US 12,469,516 B2
	Detection and enhancement of speech in binaural recordings
Giulio Cengarle, Barcelona (ES); and Yuanxing Ma, Beijing (CN)
Assigned to DOLBY LABORATORIES LICENSING CORPORATION, San Francisco, CA (US); and DOLBY INTERNATIONAL AB, Dublin (IE)
Appl. No. 18/327,671
Filed by DOLBY LABORATORIES LICENSING CORPORATION, San Francisco, CA (US); and DOLBY INTERNATIONAL AB, Dublin (IE)
PCT Filed Jan. 12, 2022, PCT No. PCT/US2022/012128 § 371(c)(1), (2) Date Jun. 1, 2023, PCT Pub. No. WO2022/155205, PCT Pub. Date Jul. 21, 2022.
Claims priority of provisional application 63/245,548, filed on Sep. 17, 2021.
Claims priority of provisional application 63/162,289, filed on Mar. 17, 2021.
Claims priority of application No. ES202130013 (ES), filed on Jan. 12, 2021.
Prior Publication US 2025/0078858 A1, Mar. 6, 2025
Int. Cl. G10L 21/0364 (2013.01); G10L 21/034 (2013.01); G10L 25/51 (2013.01); G10L 25/78 (2013.01)
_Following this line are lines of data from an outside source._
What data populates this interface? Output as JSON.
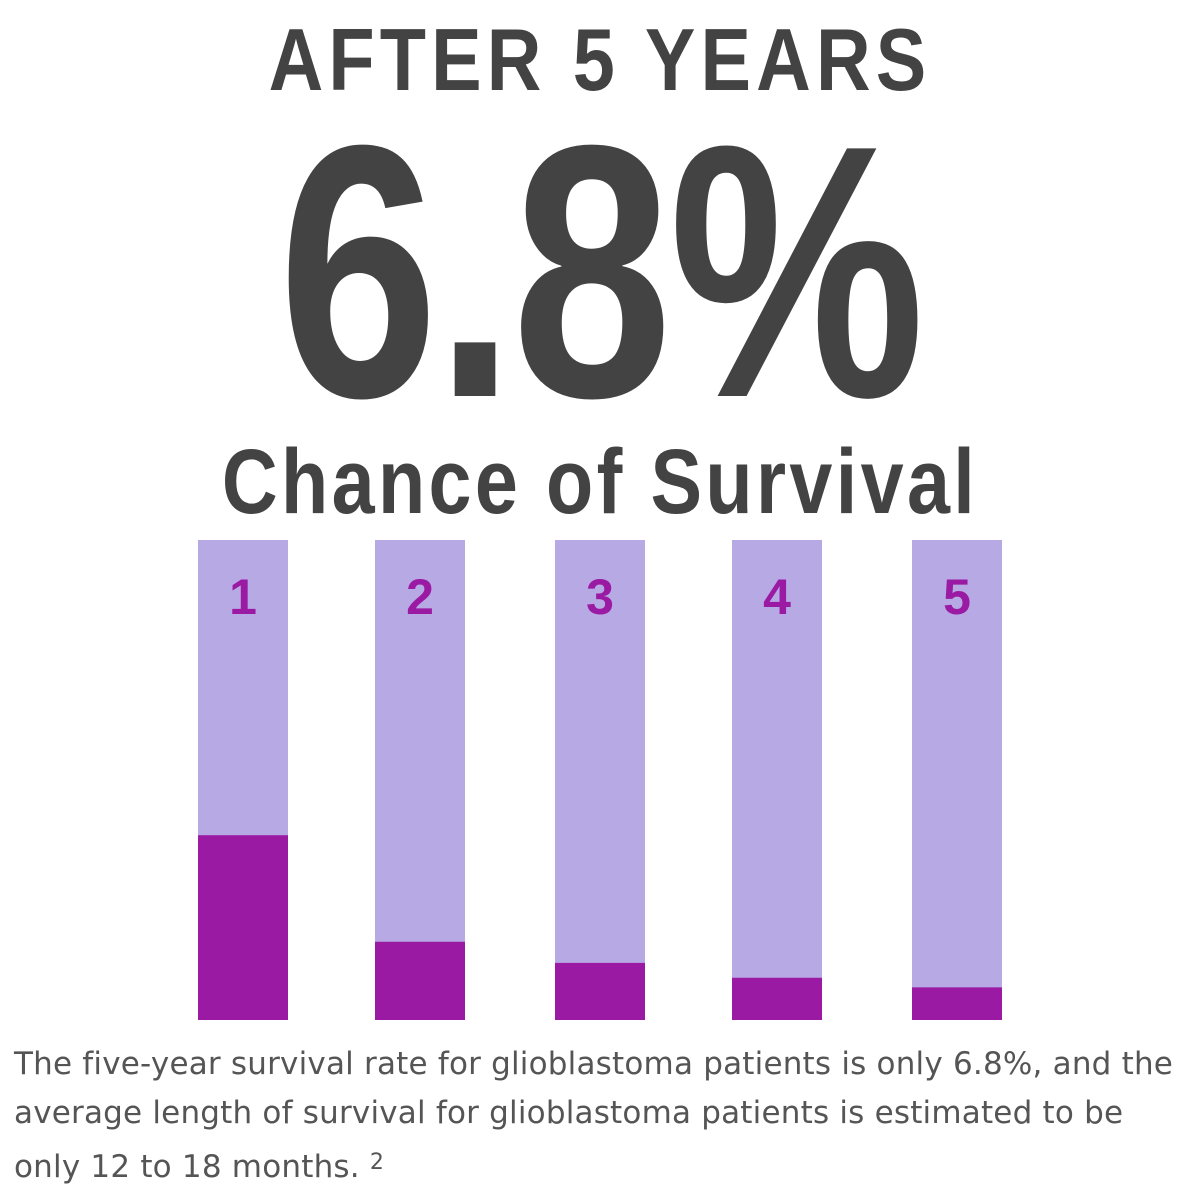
{
  "header": {
    "kicker": "AFTER 5 YEARS",
    "stat": "6.8%",
    "stat_label": "Chance of Survival"
  },
  "colors": {
    "text_dark": "#434343",
    "bar_background": "#b7a9e3",
    "bar_fill": "#9b1aa3",
    "bar_label": "#9b1aa3",
    "caption_text": "#555555"
  },
  "chart_data": {
    "type": "bar",
    "categories": [
      "1",
      "2",
      "3",
      "4",
      "5"
    ],
    "values": [
      38.5,
      16.3,
      11.9,
      8.8,
      6.8
    ],
    "ylim": [
      0,
      100
    ],
    "stacked_remainder": true,
    "grid": false,
    "legend": "none"
  },
  "caption": {
    "text": "The five-year survival rate for glioblastoma patients is only 6.8%, and the average length of survival for glioblastoma patients is estimated to be only 12 to 18 months.",
    "footnote": "2"
  }
}
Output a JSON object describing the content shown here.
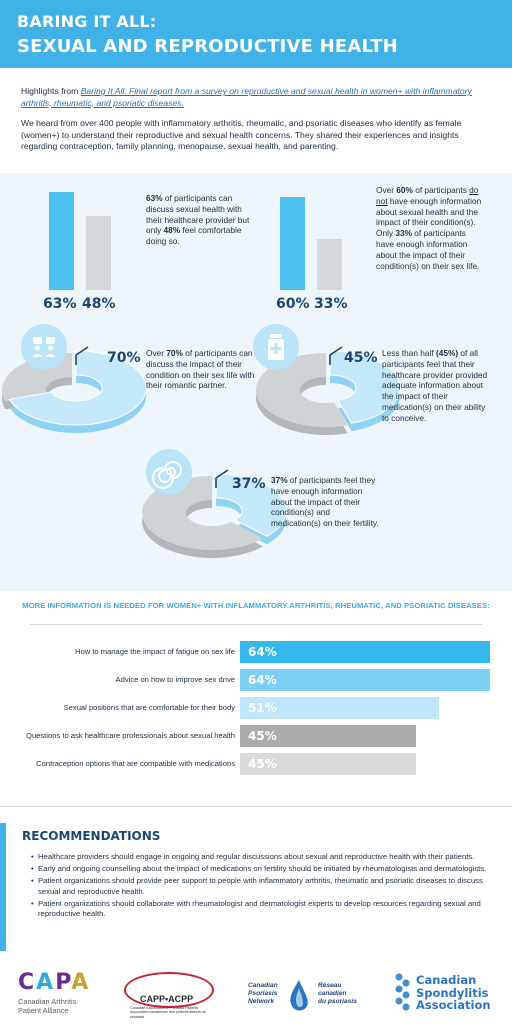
{
  "header": {
    "title_line1": "BARING IT ALL:",
    "title_line2": "SEXUAL AND REPRODUCTIVE HEALTH"
  },
  "intro": {
    "highlights_prefix": "Highlights from ",
    "report_title": "Baring It All: Final report from a survey on reproductive and sexual health in women+ with inflammatory arthritis, rheumatic, and psoriatic diseases.",
    "paragraph2": "We heard from over 400 people with inflammatory arthritis, rheumatic, and psoriatic diseases who identify as female (women+) to understand their reproductive and sexual health concerns. They shared their experiences and insights regarding contraception, family planning, menopause, sexual health, and parenting."
  },
  "stats": {
    "comfort": {
      "bar1_label": "63%",
      "bar1_value": 63,
      "bar2_label": "48%",
      "bar2_value": 48,
      "t1": "63%",
      "t2": " of participants can discuss sexual health with their healthcare provider but only ",
      "t3": "48%",
      "t4": " feel comfortable doing so."
    },
    "information": {
      "bar1_label": "60%",
      "bar1_value": 60,
      "bar2_label": "33%",
      "bar2_value": 33,
      "t1": "Over ",
      "t2": "60%",
      "t3": " of participants ",
      "t4": "do not",
      "t5": " have enough information about sexual health and the impact of their condition(s). Only ",
      "t6": "33%",
      "t7": " of participants have enough information about the impact of their condition(s) on their sex life."
    },
    "partner": {
      "percent_label": "70%",
      "value": 70,
      "t1": "Over ",
      "t2": "70%",
      "t3": " of participants can discuss the impact of their condition on their sex life with their romantic partner."
    },
    "medication": {
      "percent_label": "45%",
      "value": 45,
      "t1": "Less than half ",
      "t2": "(45%)",
      "t3": " of all participants feel that their healthcare provider provided adequate information about the impact of their medication(s) on their ability to conceive."
    },
    "fertility": {
      "percent_label": "37%",
      "value": 37,
      "t1": "37%",
      "t2": " of participants feel they have enough information about the impact of their condition(s) and medication(s) on their fertility."
    }
  },
  "needs": {
    "title": "MORE INFORMATION IS NEEDED FOR WOMEN+ WITH INFLAMMATORY ARTHRITIS, RHEUMATIC, AND PSORIATIC DISEASES:",
    "items": [
      {
        "label": "How to manage the impact of fatigue on sex life",
        "value_label": "64%",
        "value": 64,
        "color": "#35b9ec"
      },
      {
        "label": "Advice on how to improve sex drive",
        "value_label": "64%",
        "value": 64,
        "color": "#7dcff3"
      },
      {
        "label": "Sexual positions that are comfortable for their body",
        "value_label": "51%",
        "value": 51,
        "color": "#bfe5f8"
      },
      {
        "label": "Questions to ask healthcare professionals about sexual health",
        "value_label": "45%",
        "value": 45,
        "color": "#a9abad"
      },
      {
        "label": "Contraception options that are compatible with medications",
        "value_label": "45%",
        "value": 45,
        "color": "#d8d9da"
      }
    ]
  },
  "recommendations": {
    "title": "RECOMMENDATIONS",
    "items": [
      "Healthcare providers should engage in ongoing and regular discussions about sexual and reproductive health with their patients.",
      "Early and ongoing counselling about the impact of medications on fertility should be initiated by rheumatologists and dermatologists.",
      "Patient organizations should provide peer support to people with inflammatory arthritis, rheumatic and psoriatic diseases to discuss sexual and reproductive health.",
      "Patient organizations should collaborate with rheumatologist and dermatologist experts to develop resources regarding sexual and reproductive health."
    ]
  },
  "logos": {
    "capa": {
      "letters": [
        "C",
        "A",
        "P",
        "A"
      ],
      "line1": "Canadian Arthritis",
      "line2": "Patient Alliance"
    },
    "capp": {
      "name": "CAPP•ACPP",
      "subtitle": "Canadian Association of Psoriasis Patients Association canadienne des patients atteints de psoriasis"
    },
    "cpn": {
      "en1": "Canadian",
      "en2": "Psoriasis",
      "en3": "Network",
      "fr1": "Réseau",
      "fr2": "canadien",
      "fr3": "du psoriasis"
    },
    "csa": {
      "line1": "Canadian",
      "line2": "Spondylitis",
      "line3": "Association"
    }
  },
  "colors": {
    "header_bg": "#41b2e7",
    "navy": "#1c4670",
    "bar_blue": "#4ec0ee",
    "bar_grey": "#d5d8db",
    "donut_blue": "#c4e7f9",
    "donut_blue_edge": "#8fd2f2",
    "donut_grey": "#d0d3d6",
    "donut_grey_edge": "#b3b7bb",
    "capa_colors": [
      "#6a2c91",
      "#2ca7df",
      "#6a2c91",
      "#c9a227"
    ]
  },
  "icons": {
    "partner": "couple-icon",
    "medication": "medicine-bottle-icon",
    "fertility": "spiral-icon"
  }
}
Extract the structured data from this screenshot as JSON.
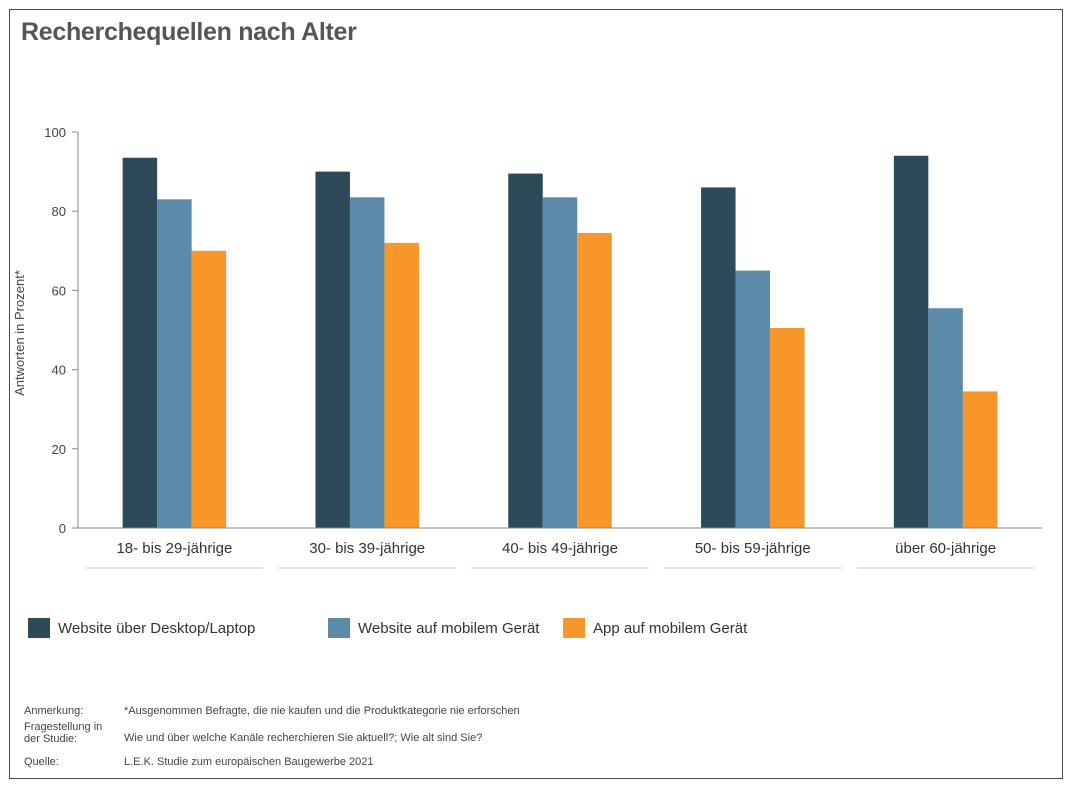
{
  "title": "Recherchequellen nach Alter",
  "chart_data": {
    "type": "bar",
    "title": "Recherchequellen nach Alter",
    "xlabel": "",
    "ylabel": "Antworten in Prozent*",
    "ylim": [
      0,
      100
    ],
    "yticks": [
      0,
      20,
      40,
      60,
      80,
      100
    ],
    "grid": false,
    "legend_position": "bottom",
    "categories": [
      "18- bis 29-jährige",
      "30- bis 39-jährige",
      "40- bis 49-jährige",
      "50- bis 59-jährige",
      "über 60-jährige"
    ],
    "series": [
      {
        "name": "Website über Desktop/Laptop",
        "color": "#2e4a59",
        "values": [
          93.5,
          90,
          89.5,
          86,
          94
        ]
      },
      {
        "name": "Website auf mobilem Gerät",
        "color": "#5b8ba8",
        "values": [
          83,
          83.5,
          83.5,
          65,
          55.5
        ]
      },
      {
        "name": "App auf mobilem Gerät",
        "color": "#f7962a",
        "values": [
          70,
          72,
          74.5,
          50.5,
          34.5
        ]
      }
    ]
  },
  "notes": [
    {
      "label": "Anmerkung:",
      "text": "*Ausgenommen Befragte, die nie kaufen und die Produktkategorie nie erforschen"
    },
    {
      "label": "Fragestellung in der Studie:",
      "text": "Wie und über welche Kanäle recherchieren Sie aktuell?; Wie alt sind Sie?"
    },
    {
      "label": "Quelle:",
      "text": "L.E.K. Studie zum europäischen Baugewerbe 2021"
    }
  ],
  "colors": {
    "axis": "#888888",
    "text": "#333333",
    "separator": "#c0c0c0"
  }
}
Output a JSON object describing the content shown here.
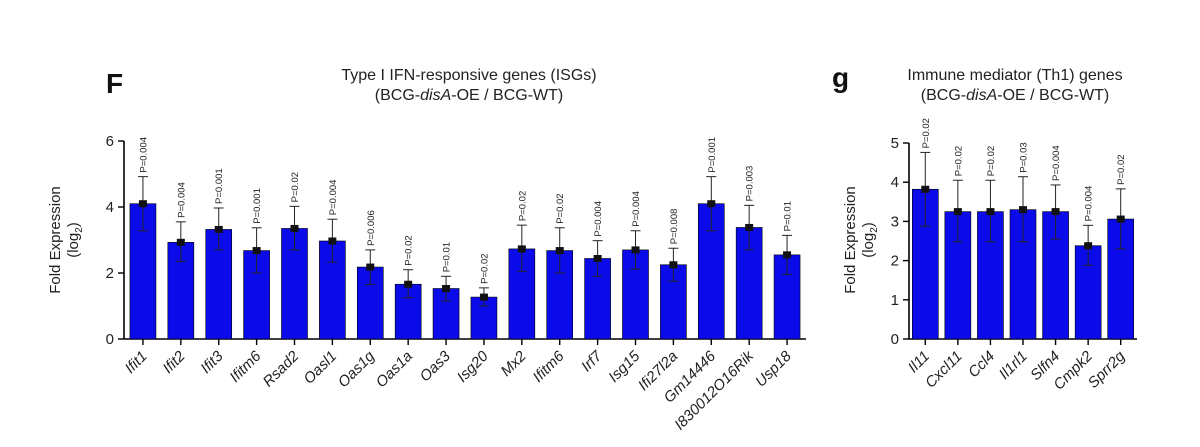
{
  "panels": [
    {
      "letter": "F",
      "title_line1": "Type I IFN-responsive genes (ISGs)",
      "title_line2": {
        "pre": "(BCG-",
        "italic": "disA",
        "post": "-OE / BCG-WT)"
      }
    },
    {
      "letter": "g",
      "title_line1": "Immune mediator (Th1) genes",
      "title_line2": {
        "pre": "(BCG-",
        "italic": "disA",
        "post": "-OE / BCG-WT)"
      }
    }
  ],
  "colors": {
    "bar": "#0b0bea",
    "axis": "#000000"
  },
  "chart_data": [
    {
      "type": "bar",
      "title": "Type I IFN-responsive genes (ISGs) (BCG-disA-OE / BCG-WT)",
      "ylabel": {
        "main": "Fold Expression",
        "sub_pre": "(log",
        "sub_sub": "2",
        "sub_post": ")"
      },
      "ylim": [
        0,
        6
      ],
      "yticks": [
        0,
        2,
        4,
        6
      ],
      "categories": [
        "Ifit1",
        "Ifit2",
        "Ifit3",
        "Ifitm6",
        "Rsad2",
        "Oasl1",
        "Oas1g",
        "Oas1a",
        "Oas3",
        "Isg20",
        "Mx2",
        "Ifitm6",
        "Irf7",
        "Isg15",
        "Ifi27l2a",
        "Gm14446",
        "I830012O16Rik",
        "Usp18"
      ],
      "values": [
        4.1,
        2.93,
        3.32,
        2.68,
        3.35,
        2.97,
        2.18,
        1.66,
        1.53,
        1.27,
        2.73,
        2.68,
        2.44,
        2.7,
        2.25,
        4.1,
        3.38,
        2.55
      ],
      "error_upper": [
        4.92,
        3.55,
        3.97,
        3.37,
        4.02,
        3.63,
        2.7,
        2.1,
        1.9,
        1.55,
        3.45,
        3.37,
        2.98,
        3.28,
        2.75,
        4.92,
        4.05,
        3.14
      ],
      "error_lower": [
        3.28,
        2.35,
        2.7,
        2.0,
        2.7,
        2.33,
        1.65,
        1.25,
        1.15,
        1.0,
        2.05,
        2.0,
        1.9,
        2.12,
        1.75,
        3.28,
        2.7,
        1.96
      ],
      "pvalues": [
        "P=0.004",
        "P=0.004",
        "P=0.001",
        "P=0.001",
        "P=0.02",
        "P=0.004",
        "P=0.006",
        "P=0.02",
        "P=0.01",
        "P=0.02",
        "P=0.02",
        "P=0.02",
        "P=0.004",
        "P=0.004",
        "P=0.008",
        "P=0.001",
        "P=0.003",
        "P=0.01"
      ],
      "grid": false,
      "legend": "none"
    },
    {
      "type": "bar",
      "title": "Immune mediator (Th1) genes (BCG-disA-OE / BCG-WT)",
      "ylabel": {
        "main": "Fold Expression",
        "sub_pre": "(log",
        "sub_sub": "2",
        "sub_post": ")"
      },
      "ylim": [
        0,
        5
      ],
      "yticks": [
        0,
        1,
        2,
        3,
        4,
        5
      ],
      "categories": [
        "Il11",
        "Cxcl11",
        "Ccl4",
        "Il1rl1",
        "Slfn4",
        "Cmpk2",
        "Sprr2g"
      ],
      "values": [
        3.82,
        3.25,
        3.25,
        3.3,
        3.25,
        2.38,
        3.06
      ],
      "error_upper": [
        4.76,
        4.05,
        4.05,
        4.14,
        3.93,
        2.9,
        3.83
      ],
      "error_lower": [
        2.88,
        2.48,
        2.48,
        2.48,
        2.55,
        1.88,
        2.3
      ],
      "pvalues": [
        "P=0.02",
        "P=0.02",
        "P=0.02",
        "P=0.03",
        "P=0.004",
        "P=0.004",
        "P=0.02"
      ],
      "grid": false,
      "legend": "none"
    }
  ]
}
CPC G10L 21/0364 (2013.01) [G10L 21/034 (2013.01); G10L 25/51 (2013.01); G10L 25/78 (2013.01)]

15 Claims

1. A method comprising:

dividing a binaural speech signal into frames;

applying a time-frequency transform to each frame;

computing features of the frames based on a time-frequency representation;

classifying, by a classifier, each frame as self speech or external speech, based at least in part on a subset of features;

computing a dissimilarity function based on a subset of features;

segmenting the signal at peaks of the dissimilarity function;

for each segment, determining a respective overall class among self speech or external speech by aggregating classifier data of the frames belonging to the segment; and

processing each segment with a speech enhancement chain whose settings are based on determined overall class for such segment.